REATI MILITARI - VIOLENZA CONTRO UN INFERIORE - TRATTAMENTO SANZIONATORIO - VUOTO LEGISLATIVO A SEGUITO DELLA SENT. N. 173/1984 - REPERIMENTO DELLA SANZIONE PENALE APPLICABILE - IUS SUPERVENIENS - RESTITUZIONE DEGLI ATTI.
Vanno restituiti gli atti al giudice a quo, perche' riesamini, alla luce della sopravvenuta legge 26 novembre 1985, n. 689 (Modifiche al codice penale militare di pace), la rilevanza della questione di legittimita' costituzionale - sollevata in riferimento all'art. 3 Cost. - dell'art. 195, primo comma, C.P.M.P. (disciplinante il reato di violenza contro un inferiore). Secondo il giudice a quo, infatti, a seguito della sentenza n. 173/1984 (che ha cancellato dalla norma impugnata le parole "con la reclusione militare da sei mesi a cinque anni", lasciando fermo il collegamento della reazione punitiva dell'ordinamento all'avverarsi di un comportamento antigiuridico), il reato in questione dovrebbe necessariamente essere punito - ai sensi degli artt. 37, primo comma, 22 e 26 C.P.M.P. - mediante reclusione da un mese a ventiquattro anni, con conseguente disparita' di trattamento rispetto alla ben piu' mite disciplina sanzionatoria prevista dal secondo comma dello stesso art. 195, in relazione ad ipotesi di lesioni personali gravi o gravissime. Ma l'art. 5 della predetta l. n. 689/1985 ha ora completamente sostituito la denunciata norma, rendendo necessario il riesame della rilevanza della questione. - S. n. 173/1984.
Riguarda ancheart. 26 Codici penali militari di pace e di guerra (041U0303)
REATI MILITARI - VIOLENZA AD INFERIORE - TRATTAMENTO SANZIONATORIO - QUESTIONE IDENTICA AD ALTRA GIA' DECISA CON DICHIARAZIONE DI ILLEGITTIMITA' - MANIFESTA INFONDATEZZA.
Va dichiarata manifestamente infondata la questione di legittimita' costituzionale, in riferimento all'art. 3 Cost., dell'art. 195, primo comma, c.p.m.p., nella parte in cui punisce con la reclusione militare da sei mesi a cinque anni il militare che usa violenza contro un inferiore. Infatti, in tale parte, esso e' stato gia' dichiarato costituzionalmente illegittimo, essendo divenuta detta pena, a seguito della sentenza n. 103 del 1982, piu' aspra di quella prevista dal secondo comma dello stesso art. 195 per fatti piu' gravi. - S. n. 173/1984.

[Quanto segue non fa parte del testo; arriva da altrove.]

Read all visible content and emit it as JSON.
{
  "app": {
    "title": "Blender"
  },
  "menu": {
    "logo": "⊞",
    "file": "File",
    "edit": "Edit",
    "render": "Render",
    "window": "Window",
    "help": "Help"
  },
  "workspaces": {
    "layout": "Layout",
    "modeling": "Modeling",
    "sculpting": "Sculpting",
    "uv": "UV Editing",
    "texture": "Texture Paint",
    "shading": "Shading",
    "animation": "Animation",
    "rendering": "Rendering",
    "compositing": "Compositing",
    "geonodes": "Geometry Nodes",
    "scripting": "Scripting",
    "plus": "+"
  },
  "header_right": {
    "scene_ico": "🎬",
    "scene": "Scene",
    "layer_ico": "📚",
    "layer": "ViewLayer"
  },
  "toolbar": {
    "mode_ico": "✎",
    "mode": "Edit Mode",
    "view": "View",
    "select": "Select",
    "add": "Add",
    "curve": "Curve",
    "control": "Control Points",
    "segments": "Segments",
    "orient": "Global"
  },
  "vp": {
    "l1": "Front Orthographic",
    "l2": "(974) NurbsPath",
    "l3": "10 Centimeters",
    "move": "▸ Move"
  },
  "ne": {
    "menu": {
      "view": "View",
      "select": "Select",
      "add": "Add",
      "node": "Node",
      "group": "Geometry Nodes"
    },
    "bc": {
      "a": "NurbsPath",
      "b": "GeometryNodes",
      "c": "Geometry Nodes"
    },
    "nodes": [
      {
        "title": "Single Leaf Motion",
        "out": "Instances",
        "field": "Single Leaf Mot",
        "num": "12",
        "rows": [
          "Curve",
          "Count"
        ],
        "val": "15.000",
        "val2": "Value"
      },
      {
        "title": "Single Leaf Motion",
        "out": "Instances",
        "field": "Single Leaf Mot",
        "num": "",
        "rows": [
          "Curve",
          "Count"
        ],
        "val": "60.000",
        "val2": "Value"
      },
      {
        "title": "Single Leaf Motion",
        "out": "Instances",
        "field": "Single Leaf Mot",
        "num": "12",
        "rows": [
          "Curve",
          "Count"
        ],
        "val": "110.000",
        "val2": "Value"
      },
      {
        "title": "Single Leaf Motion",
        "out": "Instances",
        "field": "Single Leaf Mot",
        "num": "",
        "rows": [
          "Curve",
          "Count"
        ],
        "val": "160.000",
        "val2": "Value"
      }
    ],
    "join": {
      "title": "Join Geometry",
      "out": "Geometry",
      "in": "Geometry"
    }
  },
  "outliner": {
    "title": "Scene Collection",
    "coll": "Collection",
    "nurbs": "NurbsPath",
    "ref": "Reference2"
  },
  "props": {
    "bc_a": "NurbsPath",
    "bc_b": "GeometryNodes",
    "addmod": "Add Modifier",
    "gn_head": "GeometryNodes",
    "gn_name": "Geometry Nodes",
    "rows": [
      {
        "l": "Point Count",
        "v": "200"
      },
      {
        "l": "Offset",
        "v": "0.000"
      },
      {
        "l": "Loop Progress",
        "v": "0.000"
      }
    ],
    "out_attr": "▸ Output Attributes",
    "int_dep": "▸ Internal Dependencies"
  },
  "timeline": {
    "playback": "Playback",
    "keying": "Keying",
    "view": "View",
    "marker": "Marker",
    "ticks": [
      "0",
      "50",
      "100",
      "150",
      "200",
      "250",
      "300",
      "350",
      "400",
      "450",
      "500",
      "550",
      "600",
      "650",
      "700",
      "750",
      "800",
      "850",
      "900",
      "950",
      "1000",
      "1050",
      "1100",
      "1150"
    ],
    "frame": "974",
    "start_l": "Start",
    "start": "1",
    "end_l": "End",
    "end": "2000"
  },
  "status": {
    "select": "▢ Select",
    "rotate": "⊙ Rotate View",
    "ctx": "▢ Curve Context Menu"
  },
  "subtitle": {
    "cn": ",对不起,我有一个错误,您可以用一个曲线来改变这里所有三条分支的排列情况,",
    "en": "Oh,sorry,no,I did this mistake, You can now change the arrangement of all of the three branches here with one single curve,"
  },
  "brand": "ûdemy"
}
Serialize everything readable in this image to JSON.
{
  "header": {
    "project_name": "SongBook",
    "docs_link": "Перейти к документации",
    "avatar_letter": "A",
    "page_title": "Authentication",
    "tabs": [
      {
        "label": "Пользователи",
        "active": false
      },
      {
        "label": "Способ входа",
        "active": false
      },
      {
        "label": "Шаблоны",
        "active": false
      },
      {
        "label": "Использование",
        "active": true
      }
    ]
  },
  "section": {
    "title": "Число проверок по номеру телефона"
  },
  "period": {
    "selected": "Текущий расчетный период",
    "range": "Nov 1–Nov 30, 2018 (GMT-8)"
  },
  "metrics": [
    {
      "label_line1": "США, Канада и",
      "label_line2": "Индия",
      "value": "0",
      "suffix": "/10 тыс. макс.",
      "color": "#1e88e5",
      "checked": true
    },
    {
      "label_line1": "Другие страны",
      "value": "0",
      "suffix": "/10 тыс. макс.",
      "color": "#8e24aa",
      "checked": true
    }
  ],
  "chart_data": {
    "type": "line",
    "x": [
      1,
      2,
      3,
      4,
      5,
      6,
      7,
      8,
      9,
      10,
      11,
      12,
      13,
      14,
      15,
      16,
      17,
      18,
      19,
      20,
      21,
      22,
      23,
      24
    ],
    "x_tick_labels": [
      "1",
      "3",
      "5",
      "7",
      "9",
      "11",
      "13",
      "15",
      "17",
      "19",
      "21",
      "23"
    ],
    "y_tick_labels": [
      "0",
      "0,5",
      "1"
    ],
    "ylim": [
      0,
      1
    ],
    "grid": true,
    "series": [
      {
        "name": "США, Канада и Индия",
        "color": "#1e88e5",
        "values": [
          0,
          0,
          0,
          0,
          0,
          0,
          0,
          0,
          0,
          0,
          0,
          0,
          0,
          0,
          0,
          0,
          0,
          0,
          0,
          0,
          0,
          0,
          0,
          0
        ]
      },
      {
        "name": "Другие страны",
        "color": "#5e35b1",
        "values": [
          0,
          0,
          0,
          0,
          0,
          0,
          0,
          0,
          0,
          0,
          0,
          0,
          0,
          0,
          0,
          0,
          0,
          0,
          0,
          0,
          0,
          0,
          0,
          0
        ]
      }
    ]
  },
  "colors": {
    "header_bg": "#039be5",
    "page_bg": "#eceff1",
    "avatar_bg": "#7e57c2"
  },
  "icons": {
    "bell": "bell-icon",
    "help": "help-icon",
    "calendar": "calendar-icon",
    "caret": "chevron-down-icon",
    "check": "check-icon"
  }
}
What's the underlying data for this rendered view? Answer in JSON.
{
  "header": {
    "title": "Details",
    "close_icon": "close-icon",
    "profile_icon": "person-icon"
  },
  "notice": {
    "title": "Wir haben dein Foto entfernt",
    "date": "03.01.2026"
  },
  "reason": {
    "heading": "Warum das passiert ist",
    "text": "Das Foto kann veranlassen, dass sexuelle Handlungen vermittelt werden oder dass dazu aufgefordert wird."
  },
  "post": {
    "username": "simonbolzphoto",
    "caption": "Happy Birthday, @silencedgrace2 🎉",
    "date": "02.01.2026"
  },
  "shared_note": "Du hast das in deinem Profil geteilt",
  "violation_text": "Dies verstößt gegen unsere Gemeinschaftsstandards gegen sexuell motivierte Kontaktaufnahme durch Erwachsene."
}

sentenza 65/1985massima n. 10762 REATI MILITARI - VIOLENZA AD INFERIORE - DISPARITA' DI TRATTAMENTO SANZIONATORIO RISPETTO A QUELLO PIU' MITE PREVISTO PER LA INSUBORDINAZIONE CON VIOLENZA AL SUPERIORE - ILLEGITTIMITA' COSTITUZIONALE PARZIALE.
Successivamente alla pronuncia della Corte che ha dichiarato la illegittimita' costituzionale in parte qua dell'art. 186, commi primo e secondo, c.p.m.p., di modo che al reato di insubordinazione con violenza al superiore si applicano le pene previste nel codice penale comune, e' mancato l'intervento del legislatore su tutta la materia e ne e' derivata una irrazionale ed ingiustificata disparita' di trattamento rispetto alla stessa illecita condotta, a seconda che essa sia compiuta dall'inferiore oppure dal superiore. Disparita' che, pur in attesa della auspicata riforma, va eliminata; pertanto e' costituzionalmente illegittimo, per contrasto con l'art. 3 Cost., l'art. 195 comma primo c.p.m.p., limitatamente alle parole "con la reclusione militare da sei mesi a cinque anni". - S. 103/1982.